Methods: The sciatic nerves of 10 Sprague-Dawley rats were injected with a demyelinating agent following crush injury, while the nerves of 10 control rats received a crush injury without therapy. The sciatic nerves were harvested at 14 and 28 days. The lesion containing length of the nerve was cut into 1-mm blocks, and specimens were fixed and evaluated using structural and immunohistochemical analyses. A Flouro-Ruby tracer was injected into the sciatic nerves of a separate group of rats to determine the source of axonal regrowth.

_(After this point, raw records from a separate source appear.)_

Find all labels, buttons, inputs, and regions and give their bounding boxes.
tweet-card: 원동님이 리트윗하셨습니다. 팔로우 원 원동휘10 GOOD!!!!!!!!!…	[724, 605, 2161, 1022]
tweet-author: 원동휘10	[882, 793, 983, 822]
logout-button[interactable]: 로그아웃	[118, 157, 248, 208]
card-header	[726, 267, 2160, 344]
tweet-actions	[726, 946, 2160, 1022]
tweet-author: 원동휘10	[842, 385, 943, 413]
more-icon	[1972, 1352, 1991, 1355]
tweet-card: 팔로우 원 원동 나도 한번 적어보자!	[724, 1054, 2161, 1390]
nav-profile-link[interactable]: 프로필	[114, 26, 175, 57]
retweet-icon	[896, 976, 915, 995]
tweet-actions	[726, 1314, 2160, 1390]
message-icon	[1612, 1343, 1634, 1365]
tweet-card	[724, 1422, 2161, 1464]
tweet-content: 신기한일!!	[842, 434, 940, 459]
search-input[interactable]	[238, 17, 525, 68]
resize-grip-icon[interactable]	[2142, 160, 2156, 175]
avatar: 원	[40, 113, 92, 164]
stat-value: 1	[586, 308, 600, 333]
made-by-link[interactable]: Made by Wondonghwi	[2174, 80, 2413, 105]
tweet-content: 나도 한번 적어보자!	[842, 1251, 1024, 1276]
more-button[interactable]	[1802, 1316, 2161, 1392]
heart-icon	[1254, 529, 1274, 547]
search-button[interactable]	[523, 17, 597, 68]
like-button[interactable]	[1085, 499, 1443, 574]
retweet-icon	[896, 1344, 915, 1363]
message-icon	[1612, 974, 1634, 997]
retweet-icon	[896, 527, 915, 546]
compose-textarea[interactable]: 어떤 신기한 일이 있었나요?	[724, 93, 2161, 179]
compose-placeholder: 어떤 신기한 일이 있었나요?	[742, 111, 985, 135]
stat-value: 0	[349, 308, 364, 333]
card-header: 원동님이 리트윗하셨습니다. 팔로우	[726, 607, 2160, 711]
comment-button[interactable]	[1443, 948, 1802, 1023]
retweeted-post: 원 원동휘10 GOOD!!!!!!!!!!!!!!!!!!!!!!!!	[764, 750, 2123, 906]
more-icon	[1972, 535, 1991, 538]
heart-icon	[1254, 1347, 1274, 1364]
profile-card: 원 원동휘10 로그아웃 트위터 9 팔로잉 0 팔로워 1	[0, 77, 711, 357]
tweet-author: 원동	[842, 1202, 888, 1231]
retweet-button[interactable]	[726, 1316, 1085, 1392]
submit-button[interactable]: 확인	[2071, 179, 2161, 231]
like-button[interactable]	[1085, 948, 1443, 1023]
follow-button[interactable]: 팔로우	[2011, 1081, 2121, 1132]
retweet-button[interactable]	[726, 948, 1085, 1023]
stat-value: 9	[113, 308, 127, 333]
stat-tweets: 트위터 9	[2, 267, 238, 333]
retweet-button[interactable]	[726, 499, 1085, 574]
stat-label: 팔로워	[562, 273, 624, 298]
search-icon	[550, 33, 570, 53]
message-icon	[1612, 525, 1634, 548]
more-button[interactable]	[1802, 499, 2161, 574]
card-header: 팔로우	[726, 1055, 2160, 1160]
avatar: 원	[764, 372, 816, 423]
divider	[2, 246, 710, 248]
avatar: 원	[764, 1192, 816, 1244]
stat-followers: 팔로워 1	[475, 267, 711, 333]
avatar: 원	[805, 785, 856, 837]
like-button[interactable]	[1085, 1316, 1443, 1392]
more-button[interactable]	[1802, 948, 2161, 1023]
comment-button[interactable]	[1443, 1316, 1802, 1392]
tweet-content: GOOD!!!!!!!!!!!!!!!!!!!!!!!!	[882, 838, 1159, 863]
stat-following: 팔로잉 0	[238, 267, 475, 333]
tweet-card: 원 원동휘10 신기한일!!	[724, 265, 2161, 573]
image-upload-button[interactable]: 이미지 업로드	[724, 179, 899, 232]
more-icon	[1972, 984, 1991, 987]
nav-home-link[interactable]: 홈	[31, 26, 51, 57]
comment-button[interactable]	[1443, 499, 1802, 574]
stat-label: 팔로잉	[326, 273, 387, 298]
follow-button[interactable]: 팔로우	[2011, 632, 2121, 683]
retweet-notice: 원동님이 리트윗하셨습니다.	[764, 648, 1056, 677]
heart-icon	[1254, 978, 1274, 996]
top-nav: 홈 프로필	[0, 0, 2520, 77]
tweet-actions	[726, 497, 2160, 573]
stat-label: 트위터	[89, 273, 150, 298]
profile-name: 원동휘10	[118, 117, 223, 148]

Results: An epineural injection of complement proteins plus antibodies to galactocerebroside resulted in demyelination followed by Schwann cell remyelination. At 14 days, remyelination was demonstrated spanning the injured sciatic nerve segment. At 28 days, peripheral nerve regeneration was quantified by total axon count, axon density, and nerve fiber diameter. Tracers demonstrated that regeneration arose partially from proximal motor axons.

Conclusions: This study demonstrates enhanced regeneration in the peripheral nervous system using experimental, immunological demyelination. Findings indicate that axon count, axon density, and nerve fiber diameter within a region of acute crush injury in the rat sciatic nerve can be improved using a demyelinating treatment.